Thunderbolt Stikes Back

UPDATE: Writing >2GB files on SSDs >240GB with the Seagate GoFlex Thunderbolt Adaptor can cause the drive to unexpectedly dismount from your computer with an error (-50). Read the full story and the solution by Wolfgang Bauer.

Following on from my USB3 testing, I’ve finally received an interesting box – the Seagate GoFlex Thunderbolt Adaptor, now in stock for about £100.

The cool trick is that you can connect any ‘bare’ Solid State Drive (SSD) to it, and the price of SSDs is coming down quickly. A 256GB SSD can be had for under £140. Of course then you have to add your £40 cable, but assuming we can use one adaptor and cable for all your SSDs, finally we have a solution for Thunderbolt SSD for editing (and archiving/Backing up to USB3).

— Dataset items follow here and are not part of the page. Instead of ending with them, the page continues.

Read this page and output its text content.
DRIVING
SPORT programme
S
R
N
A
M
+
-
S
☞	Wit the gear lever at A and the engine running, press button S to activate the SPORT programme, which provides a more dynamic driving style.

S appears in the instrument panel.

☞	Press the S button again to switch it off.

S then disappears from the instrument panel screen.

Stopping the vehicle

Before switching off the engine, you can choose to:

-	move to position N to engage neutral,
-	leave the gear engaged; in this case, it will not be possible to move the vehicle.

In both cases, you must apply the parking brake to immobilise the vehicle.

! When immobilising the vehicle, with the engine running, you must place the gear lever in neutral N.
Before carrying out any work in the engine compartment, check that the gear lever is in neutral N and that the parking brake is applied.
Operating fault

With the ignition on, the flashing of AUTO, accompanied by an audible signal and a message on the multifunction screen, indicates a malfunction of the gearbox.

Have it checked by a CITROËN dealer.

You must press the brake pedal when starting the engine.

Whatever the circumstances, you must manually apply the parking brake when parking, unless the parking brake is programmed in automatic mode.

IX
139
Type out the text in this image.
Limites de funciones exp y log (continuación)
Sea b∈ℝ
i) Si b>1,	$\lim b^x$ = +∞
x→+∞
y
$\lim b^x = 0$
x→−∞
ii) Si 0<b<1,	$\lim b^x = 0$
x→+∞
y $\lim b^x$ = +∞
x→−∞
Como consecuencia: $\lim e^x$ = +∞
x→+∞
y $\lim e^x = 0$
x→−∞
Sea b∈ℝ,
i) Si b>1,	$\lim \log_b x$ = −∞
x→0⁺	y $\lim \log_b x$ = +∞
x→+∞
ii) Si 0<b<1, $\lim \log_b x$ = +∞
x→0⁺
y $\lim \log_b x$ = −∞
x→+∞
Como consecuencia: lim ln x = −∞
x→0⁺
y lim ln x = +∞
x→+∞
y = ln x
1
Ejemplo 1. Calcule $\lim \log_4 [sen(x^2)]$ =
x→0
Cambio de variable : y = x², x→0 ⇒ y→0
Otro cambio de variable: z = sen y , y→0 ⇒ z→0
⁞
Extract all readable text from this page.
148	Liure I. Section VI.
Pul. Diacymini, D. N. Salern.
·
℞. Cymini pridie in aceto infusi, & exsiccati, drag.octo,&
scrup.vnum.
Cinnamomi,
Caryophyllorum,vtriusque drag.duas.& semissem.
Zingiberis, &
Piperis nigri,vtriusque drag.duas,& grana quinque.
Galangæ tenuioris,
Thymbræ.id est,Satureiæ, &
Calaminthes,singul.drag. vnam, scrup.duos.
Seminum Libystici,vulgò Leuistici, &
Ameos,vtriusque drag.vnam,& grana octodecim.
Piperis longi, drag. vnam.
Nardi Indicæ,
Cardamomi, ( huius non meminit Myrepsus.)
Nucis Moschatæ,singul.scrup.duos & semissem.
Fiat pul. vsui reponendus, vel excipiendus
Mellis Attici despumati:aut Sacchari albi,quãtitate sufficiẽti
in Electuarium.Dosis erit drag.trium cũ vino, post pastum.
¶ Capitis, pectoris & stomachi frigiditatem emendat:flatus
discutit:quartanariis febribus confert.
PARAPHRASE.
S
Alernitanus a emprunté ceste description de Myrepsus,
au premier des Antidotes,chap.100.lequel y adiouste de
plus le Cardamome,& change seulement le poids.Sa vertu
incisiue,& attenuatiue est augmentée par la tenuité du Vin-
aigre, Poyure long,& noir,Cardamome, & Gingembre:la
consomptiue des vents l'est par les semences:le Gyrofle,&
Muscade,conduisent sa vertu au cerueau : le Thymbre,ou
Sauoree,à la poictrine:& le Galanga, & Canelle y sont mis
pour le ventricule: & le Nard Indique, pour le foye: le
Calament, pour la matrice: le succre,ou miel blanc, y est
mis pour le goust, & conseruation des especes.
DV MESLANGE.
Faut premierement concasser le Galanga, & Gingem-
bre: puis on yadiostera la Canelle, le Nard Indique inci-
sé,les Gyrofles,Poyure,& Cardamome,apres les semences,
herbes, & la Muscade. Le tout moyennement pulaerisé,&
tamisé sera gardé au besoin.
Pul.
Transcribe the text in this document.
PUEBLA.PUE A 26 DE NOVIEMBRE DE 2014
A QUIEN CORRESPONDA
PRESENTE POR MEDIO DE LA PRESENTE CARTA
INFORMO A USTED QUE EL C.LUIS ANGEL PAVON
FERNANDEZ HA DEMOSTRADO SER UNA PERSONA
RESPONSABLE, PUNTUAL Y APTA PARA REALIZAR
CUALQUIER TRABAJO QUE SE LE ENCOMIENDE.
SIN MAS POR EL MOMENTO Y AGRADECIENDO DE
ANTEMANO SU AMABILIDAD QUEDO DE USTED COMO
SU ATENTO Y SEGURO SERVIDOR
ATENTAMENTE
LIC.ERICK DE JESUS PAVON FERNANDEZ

The downside is that you’ll probably want to keep the bare drive in the adaptor with some elastic bands or something – very high tech.

So, why would you want to do this?

Because it’s freaking fast. That’s why. Editing with Final Cut Pro 10 on this drive is the sort of experience we assumed it would be. No spinny beachballs of death, no stuttering, just ‘slick demo’ performance.

Drive Write (MB/s) Read (MB/s)
Slow, cheap USB2 drive 21.6 26.2
Western Digital Passport SE (USB2) 30.1 32.8
LaCie Quadra 7200rpm 2TB on FW800 46.6 44.5
Crucial 256GB SSD on FW800 75 81.6
Western Digital Passport SE (USB3) 96.3 108.4
Internal 512 GB SSD in MacBook Pro 17” 88.8 167.0
ThunderBolt with SSD 266.3 381.3

We’re talking 5x the speed of FW800 write, 8x the speed of FW800 read. And then there’s file access times.

With the same cable and adaptor, you can purchase additional SSDs for £140, and pretty soon we’ll see half a terabyte for under £200.

For my little industry niche, that means one SSD per edit for the duration of that edit, then archived off to hard drives so the SSD can be recycled, but happy to have maybe even a dozen of them – which I couldn’t afford with the current clutch of Thunderbolt/SSD combinations.

As I edit on site a lot, this can mean little gotchas like power suddenly dipping or going off entirely. Not talking third world style, just leaving a render in your hotel room and Housekeeping thoughtfully remove your room key that you taped into the slot to keep the power on. Or that moment after a big event where you’re backing up, and the 3-phase power you’ve been living on gets pulled for the de-rig. Which is why I’m so passionate about bus-powered drives that can work with a laptop editing computer.

And then there’s the scary ‘let’s edit this in the car’ or ‘let’s log rushes on the plane’ – with spinning disks? No. Ah – how about SSD? Fine. I’ll be archiving ‘media managed’ videos to thumb drives next.

It makes hard disks feel as old fashioned as tape.